Reputation: 24708
I'm trying to use "find" to execute a command on a bunch of HTML files and then pipe out the result to a different directory. However, the pipe is failing because the filename found by "find" includes the path, and the path does not fit the directory structure of the pipe target. Essentially I need to strip the path from the second instance of {} below.
find subd/*.html -type f -exec "./mycmd {} opts > subd2/{}" \;
This is a simplified version of the command, but in the real world, putting a "../" before mysubdirectory2 will not work, nor does prefixing "cd subd && ".
Upvotes: 2
Views: 515
Reputation: 24708
Ok, I found the solution in the end, which was to use single quotes rather than double quotes, and use the $() evaluation form for basename:
find subd/*.html -type f -exec './mycmd {} opts > subd2/$(basename {})' \;
I have no idea why single quotes are the difference, or any idea why Andy's solution did not work on my machine.
Upvotes: 0
Reputation: 801
Similar to Jonathan's solution, but remove the unnecessary extra script.

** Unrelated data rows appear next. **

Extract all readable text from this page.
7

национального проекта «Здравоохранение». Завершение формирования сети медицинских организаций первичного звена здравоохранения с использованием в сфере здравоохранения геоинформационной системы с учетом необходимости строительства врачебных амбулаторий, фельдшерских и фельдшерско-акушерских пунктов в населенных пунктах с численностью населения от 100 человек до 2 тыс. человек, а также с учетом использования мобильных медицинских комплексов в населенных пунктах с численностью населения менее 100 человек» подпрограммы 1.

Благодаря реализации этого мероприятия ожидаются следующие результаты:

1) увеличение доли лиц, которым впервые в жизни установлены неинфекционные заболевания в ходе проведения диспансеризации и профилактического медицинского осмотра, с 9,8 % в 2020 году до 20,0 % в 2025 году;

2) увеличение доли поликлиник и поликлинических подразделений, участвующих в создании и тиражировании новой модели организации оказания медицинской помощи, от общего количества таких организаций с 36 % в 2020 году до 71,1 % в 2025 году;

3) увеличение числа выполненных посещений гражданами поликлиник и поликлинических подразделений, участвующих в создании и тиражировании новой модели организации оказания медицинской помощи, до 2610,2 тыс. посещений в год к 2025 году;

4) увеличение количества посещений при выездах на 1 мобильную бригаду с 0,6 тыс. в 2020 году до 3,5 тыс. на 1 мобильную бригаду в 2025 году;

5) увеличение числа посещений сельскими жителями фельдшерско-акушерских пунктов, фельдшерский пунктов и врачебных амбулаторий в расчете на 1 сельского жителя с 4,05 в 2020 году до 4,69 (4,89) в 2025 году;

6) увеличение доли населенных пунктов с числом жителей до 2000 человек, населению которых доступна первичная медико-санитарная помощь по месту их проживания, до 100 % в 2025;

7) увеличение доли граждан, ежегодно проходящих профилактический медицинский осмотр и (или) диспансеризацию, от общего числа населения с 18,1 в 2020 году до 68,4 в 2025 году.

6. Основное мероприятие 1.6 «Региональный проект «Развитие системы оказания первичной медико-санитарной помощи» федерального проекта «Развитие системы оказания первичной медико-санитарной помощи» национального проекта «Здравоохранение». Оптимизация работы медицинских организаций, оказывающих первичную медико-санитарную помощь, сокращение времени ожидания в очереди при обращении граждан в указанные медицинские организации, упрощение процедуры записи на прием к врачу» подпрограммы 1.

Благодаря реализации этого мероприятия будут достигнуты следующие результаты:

find subd -name '*.html' -type f -exec sh -c '
for f; do
./mycmd "$f" opts > subd2/"${f##*/}"
done
' _ {} '+'
Upvotes: 2
Reputation: 2929
find subd/*.html -type f -exec "./mycmd {} opts > subd2/\`basename {}\`" \;
Update: Added escapes before backticks surrounding basename
Upvotes: 1
Reputation: 62469
Something like this ought to work:
while read fn
do
./mycmd "${fn}" opts > "subd2/${fn##*/}"
done < <(find subd -type f -name "*.html")
Upvotes: 1
Reputation: 754710
Time to write a script (call it mycmd-invoker
) that does the 'correct job' and run that from find
:
find subd/*.html -type f -exec mycmd-invoker {} +
The script gets given a list of file names with path and can deal with the issues:
for file in "$@"
do
base=$(basename "$file")
./mycmd "$file" opts > subd2/"$base"
done
You can throw the mycmd-invoker
script away once you're done with the task, unless you think you might need to do it again.